Users attempting to access the federal marketplace via healthcare.gov experienced glitches when signing up for an account, which the Center for Medicare and Medicaid Services attributes to overwhelming visitor traffic during the first several hours the exchange was live. While the CMS claims they addressed initial issues right away, the marketplace was still fraught with issues well into the afternoon and eventually shut down.
State-run marketplaces in 17 different states also reported high traffic and sporadic glitches. Users may seek assistance via the live chat function or call centers, or they may contact a local healthcare representative. Unfortunately, these avenues will not allow customers to compare plans or view more detailed information regarding each plan’s deductibles and coverage.
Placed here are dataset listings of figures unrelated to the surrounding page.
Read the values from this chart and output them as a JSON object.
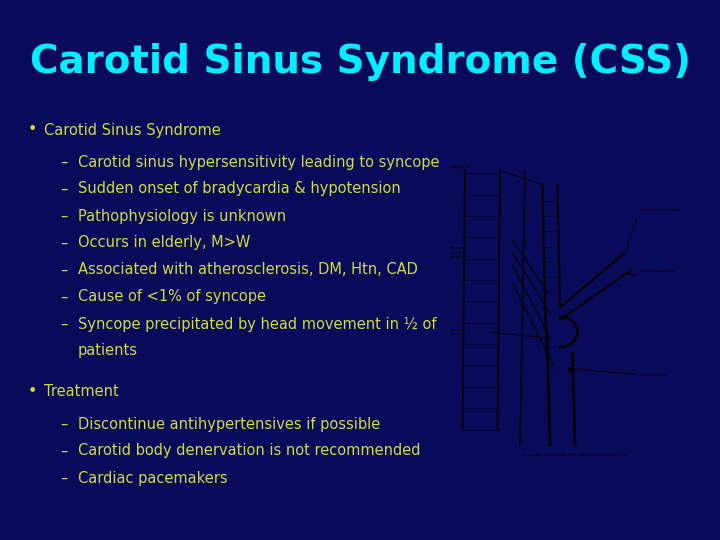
{
  "title": "Carotid Sinus Syndrome (CSS)",
  "title_color": "#00EEFF",
  "background_color": "#0A0A5A",
  "bullet_color": "#CCDD44",
  "bullet_fontsize": 10.5,
  "title_fontsize": 28,
  "bullets": [
    {
      "level": 0,
      "text": "Carotid Sinus Syndrome"
    },
    {
      "level": 1,
      "text": "Carotid sinus hypersensitivity leading to syncope"
    },
    {
      "level": 1,
      "text": "Sudden onset of bradycardia & hypotension"
    },
    {
      "level": 1,
      "text": "Pathophysiology is unknown"
    },
    {
      "level": 1,
      "text": "Occurs in elderly, M>W"
    },
    {
      "level": 1,
      "text": "Associated with atherosclerosis, DM, Htn, CAD"
    },
    {
      "level": 1,
      "text": "Cause of <1% of syncope"
    },
    {
      "level": 1,
      "text": "Syncope precipitated by head movement in ½ of patients",
      "wrap": true
    },
    {
      "level": 0,
      "text": "Treatment"
    },
    {
      "level": 1,
      "text": "Discontinue antihypertensives if possible"
    },
    {
      "level": 1,
      "text": "Carotid body denervation is not recommended"
    },
    {
      "level": 1,
      "text": "Cardiac pacemakers"
    }
  ],
  "figsize": [
    7.2,
    5.4
  ],
  "dpi": 100
}
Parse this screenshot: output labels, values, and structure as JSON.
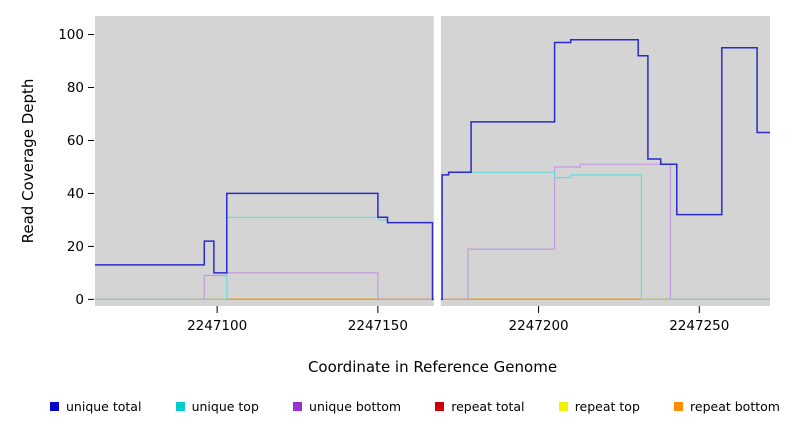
{
  "chart_data": {
    "type": "line",
    "step": "after",
    "title": "",
    "xlabel": "Coordinate in Reference Genome",
    "ylabel": "Read Coverage Depth",
    "xlim": [
      2247062,
      2247272
    ],
    "ylim": [
      0,
      100
    ],
    "xticks": [
      2247100,
      2247150,
      2247200,
      2247250
    ],
    "yticks": [
      0,
      20,
      40,
      60,
      80,
      100
    ],
    "plot_bg": "#d4d4d4",
    "grid": false,
    "gap": {
      "x_start": 2247167.4,
      "x_end": 2247169.6
    },
    "series": [
      {
        "name": "unique total",
        "color": "#2929cc",
        "points": [
          [
            2247062,
            13
          ],
          [
            2247096,
            22
          ],
          [
            2247099,
            10
          ],
          [
            2247103,
            40
          ],
          [
            2247150,
            31
          ],
          [
            2247153,
            29
          ],
          [
            2247167,
            0
          ],
          [
            2247170,
            47
          ],
          [
            2247172,
            48
          ],
          [
            2247179,
            67
          ],
          [
            2247205,
            97
          ],
          [
            2247210,
            98
          ],
          [
            2247231,
            92
          ],
          [
            2247234,
            53
          ],
          [
            2247238,
            51
          ],
          [
            2247243,
            32
          ],
          [
            2247257,
            95
          ],
          [
            2247268,
            63
          ]
        ]
      },
      {
        "name": "unique top",
        "color": "#6fd9d9",
        "points": [
          [
            2247062,
            0
          ],
          [
            2247103,
            31
          ],
          [
            2247150,
            30
          ],
          [
            2247153,
            29
          ],
          [
            2247167,
            0
          ],
          [
            2247170,
            47
          ],
          [
            2247172,
            48
          ],
          [
            2247205,
            46
          ],
          [
            2247210,
            47
          ],
          [
            2247232,
            0
          ]
        ]
      },
      {
        "name": "unique bottom",
        "color": "#c49ade",
        "points": [
          [
            2247062,
            0
          ],
          [
            2247096,
            9
          ],
          [
            2247103,
            10
          ],
          [
            2247150,
            0
          ],
          [
            2247178,
            19
          ],
          [
            2247205,
            50
          ],
          [
            2247213,
            51
          ],
          [
            2247241,
            0
          ]
        ]
      },
      {
        "name": "repeat total",
        "color": "#b22222",
        "points": [
          [
            2247062,
            0
          ]
        ]
      },
      {
        "name": "repeat top",
        "color": "#e6e600",
        "points": [
          [
            2247062,
            0
          ]
        ]
      },
      {
        "name": "repeat bottom",
        "color": "#ff9a00",
        "points": [
          [
            2247062,
            0
          ]
        ]
      }
    ],
    "legend_position": "bottom",
    "legend": [
      {
        "label": "unique total",
        "color": "#0000cc"
      },
      {
        "label": "unique top",
        "color": "#00cccc"
      },
      {
        "label": "unique bottom",
        "color": "#9932cc"
      },
      {
        "label": "repeat total",
        "color": "#cc0000"
      },
      {
        "label": "repeat top",
        "color": "#f2f200"
      },
      {
        "label": "repeat bottom",
        "color": "#ff8c00"
      }
    ]
  }
}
Some states are still experiencing issues today.
While not unexpected, these issues have frustrated and dismayed many consumers who are eager to realize the promise of affordable healthcare. Still, a number of people have successfully used the marketplace to purchase insurance, and consumers still have plenty of time to sign up for insurance – the deadline for coverage beginning January 1 is December 15, and the open enrollment period will continue until March 31, 2014. Officials maintain that glitches are normal for any large-scale tech rollout (see: Apple); for the moment, consumers may be better off just waiting it out.
Currently, approximately 15 percent of the population is expected to use the marketplace to purchase insurance in the absence of employer-provided health plans or benefits from the VA, Medicare, and Medicaid.